Time has blessed Pere LaChaise, turning an old graveyard into a fantastic urban jungle. But only recently was Life allowed to bless this place. Out of respect for the dead, nothing living was supposed to flourish. Heavy doses of pesticides once kept live flora and fauna at bay. “The smallest dandelion had to be eliminated,” a gardener said. “It was the ‘golf green’ mentality.’”
Then in 2011, to combat global warming, Paris began reclaiming its greenery. Pesticides were phased out in parks and cemeteries. Feral cats, which once haunted Père-Lachaise, were sterilized or removed, allowing 100 species of birds to flourish. Foxes, owls, and other animals took up residence. “Nature is taking back its rights,” said curator Benoit Gallot, who lives with his family in the middle of Père-Lachaise.

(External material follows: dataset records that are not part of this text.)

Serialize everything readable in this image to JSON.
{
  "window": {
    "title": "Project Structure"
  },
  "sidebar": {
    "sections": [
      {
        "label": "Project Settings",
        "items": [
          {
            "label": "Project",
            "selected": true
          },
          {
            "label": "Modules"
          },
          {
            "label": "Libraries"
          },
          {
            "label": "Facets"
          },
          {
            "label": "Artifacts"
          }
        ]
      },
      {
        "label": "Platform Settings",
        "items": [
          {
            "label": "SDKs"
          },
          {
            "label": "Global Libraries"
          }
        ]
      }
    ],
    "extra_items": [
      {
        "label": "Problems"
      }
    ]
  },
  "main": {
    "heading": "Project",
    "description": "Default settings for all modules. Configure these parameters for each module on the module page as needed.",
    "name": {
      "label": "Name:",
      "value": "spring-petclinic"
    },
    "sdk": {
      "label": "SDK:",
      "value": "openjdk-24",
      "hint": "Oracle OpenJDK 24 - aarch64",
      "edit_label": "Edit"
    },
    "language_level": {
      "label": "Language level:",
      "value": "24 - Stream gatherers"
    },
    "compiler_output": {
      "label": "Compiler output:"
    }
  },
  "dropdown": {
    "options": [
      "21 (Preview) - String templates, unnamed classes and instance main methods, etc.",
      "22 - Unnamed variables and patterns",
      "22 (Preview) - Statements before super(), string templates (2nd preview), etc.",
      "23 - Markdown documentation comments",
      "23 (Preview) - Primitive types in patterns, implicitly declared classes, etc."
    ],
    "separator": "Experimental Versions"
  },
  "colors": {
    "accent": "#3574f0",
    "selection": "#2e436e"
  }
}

Though death remains “a tyrant,” Paris’ celebrity cemetery lives on, a delightful blend of mortality and memory. Lovers still put flowers on the graves of Heloise and Abelard. Women seeking fertility still come to the grave of journalist Victor Noir, whose statue sports “a peculiar prominence under his pants,” rubbed gold by visitors. And someone is always leaving cakes of madeleine and cups of tea on the grave of Marcel Proust. In remembrance of things past.
As nature blooms, Père-Lachaise now offers hope amidst its shrouded sorrow. “I love cemeteries,” Benoit Gallot wrote in The Secret Life of a Cemetery, “because I am convinced that, far from the sad, bleak places we imagine them to be, most are soothing spaces full of unexpected riches.”